The main purpose of this blog is professional, to share my teaching and research ideas and questions with other scholars, students, pastors, and people who are interested in biblical studies. A lot of what you find here will be preliminary ideas, insights, possibilities, and snippets of thought–stuff I haven’t yet looked into or researched but want to put down here in case anybody else has information or related insights to share or would like to look into some of these matters further.
Another reason for recording some of these things here is to remind myself to look into them more when I get some time. Every day, I carry in my back pocket a little black notebook, in which I jot down ideas as I think of them–usually while sitting on the subway or reading or writing about something else; in other words, they come to me precisely when I can’t do much to investigate them further. When I get a little more time, I transfer them from my notebook to Evernote and tag them for retrieval some day when I can work with them. I’ll continue to do that, but why not also put them on here, too. Perhaps they’ll stimulate someone else’s interest or lead to a solution to a problem someone else is working on. As I say in my little epistle on the front page, “What good are our insights if we keep them to ourselves?”
So don’t expect fully researched and documented research papers on here. Even the full papers I post from time to time probably need to be updated or brought into conversation with wider literature than they currently interact with. All things in time.
Also, you shouldn’t expect the content here only to be about my professional interests and activities. I’ll also publish short pieces of social and cultural criticism, devotional reflections, and anything else I want to share with my readers.
I am married since 2002, and my wife and I live in the neighborhood of Harlem, in the borough of Manhattan, which is to say the county, city, and state of New York. (Did you know that New York City is actually five counties, one for each of the boroughs that constitute the city? The counties are smaller than the city here, unlike southern California, where I grew up.) We moved here four years ago for me to pursue a Ph.D. in New Testament in the Department of Theology of Fordham University, and we just decided in summer, 2009 that we would make our permanent home here.

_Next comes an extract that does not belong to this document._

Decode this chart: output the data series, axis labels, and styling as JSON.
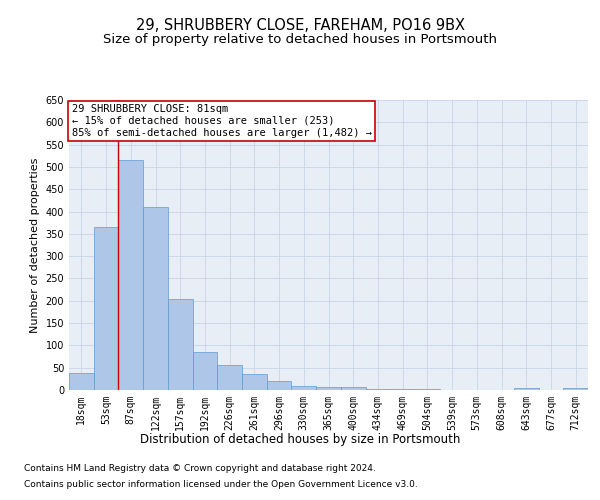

What’s with the Greek letters phi and delta? Although my ancestry is mainly German, Irish, and English, both my first and last names are Greek in origin. Phillip is from the Greek word meaning “lover of horses” (although it was my wife who spent one summer teaching the horsemanship merit badge at a Boy Scout camp, not me). In Greek, the ph sound in the name Phillip is made by the letter phi, not pi, and it’s transliterated into English as ph, not p. (The same principle is at work in the abbreviation Ph.D. rather than P.D.) My last name comes from the Greek Dionysius, after a certain god of ill repute, known to the Romans as Bacchus.